Se vacunaba a la población que voluntariamente lo requería —aunque se recomendaba especialmente a los grupos de riesgo que son mayores de 65 años, sanitarios y embarazadas, principalmente— y al registrarlo en el sistema, se inflaban los datos. Posteriormente se devolvían las vacunas sobrantes, si bien parece ser que había vacunas registradas, pero no utilizadas y ahí es donde está centrada la investigación. ¿Qué se hacía con estas vacunas que sobraban? ¿Se habían pagado previamente? Por el momento estos datos no han trascendido, si bien Bendodo pidió este martes paciencia para avanzar en esta investigación. «Se cae el discurso de las banderas del socialismo en Andalucía de la Sanidad, la Educación y la Dependencia porque son los tres fraudes a los andaluces, un insulto. ¿Por qué tomaban el pelo a los andaluces? ¿Por qué se inventaban los datos?».

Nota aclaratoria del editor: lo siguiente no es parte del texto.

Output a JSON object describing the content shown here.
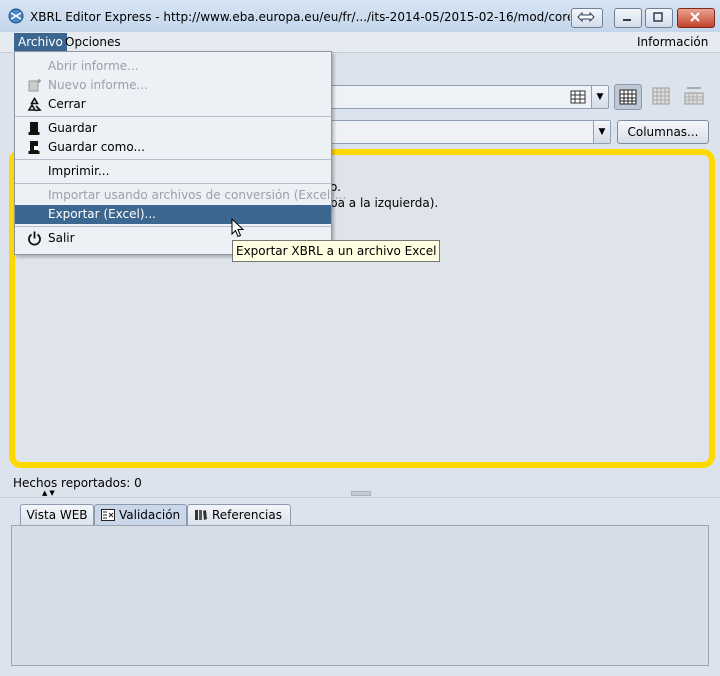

El consejero de la Presidencia advirtió que el Gobierno del cambio está dispuesto a llegar hasta el final en este asunto, «y aquí tienen que dar explicaciones cuatro consejeros: María Jesús Montero, Aquilino Alonso, María José Sánchez Rubio y Marina Álvarez».

La respuesta del PSOE

La reacción de los socialistas no se hizo esperar. El portavoz parlamentario, José Fiscal, anunció que denunciarán ante la Junta Electoral al consejero de la Presidencia, Elías Bendodo, al considerar que el PP y Ciudadanos «utilizan medios públicos para intentar interferir en la campaña electoral».

Según su versión, la denuncia sobre las vacunas de la gripe, «es una nueva gran mentira del Gobierno andaluz intentando confundir de manera irresponsable y falsa a la ciudadanía, ya que no cuentan las vacunas que se distribuyen a los numerosos colectivos considerados en situación de riesgo, como fuerzas de seguridad, bomberos, personal sanitario, trabajadores de residencias de personas mayores, ayuntamientos o diputaciones.

A juicio de Fiscal, la denuncia del consejero de la Presidencia denota un desconocimiento «absoluto y una irresponsabilidad mayúscula» al no contabilizar las vacunas distribuidas por la Dirección General de Salud entre todos los colectivos, entidades e instituciones consideradas en situación de riesgo, y que suponían cada año unas 100.000 vacunas a sumar a las dispensadas en los centros sanitarios públicos. Un dato que asegura no se puede ocultar ya que los centros que dispensan las vacunas los registran obligatoriamente en el sistema Diraya». Fiscal no explicó por qué el desfase en las estadísticas de embarazadas, mayores de 65 años y personal sanitario que se remitían desde la Junta al Ministerio.

Por su parte, el vicesecretario del PP, Toni Martín, cuestionó si Susana Díaz explicará «el fraude de las vacunas y el coste que ha supuesto para Andalucía o si tendremos que pedirlo en los tribunales».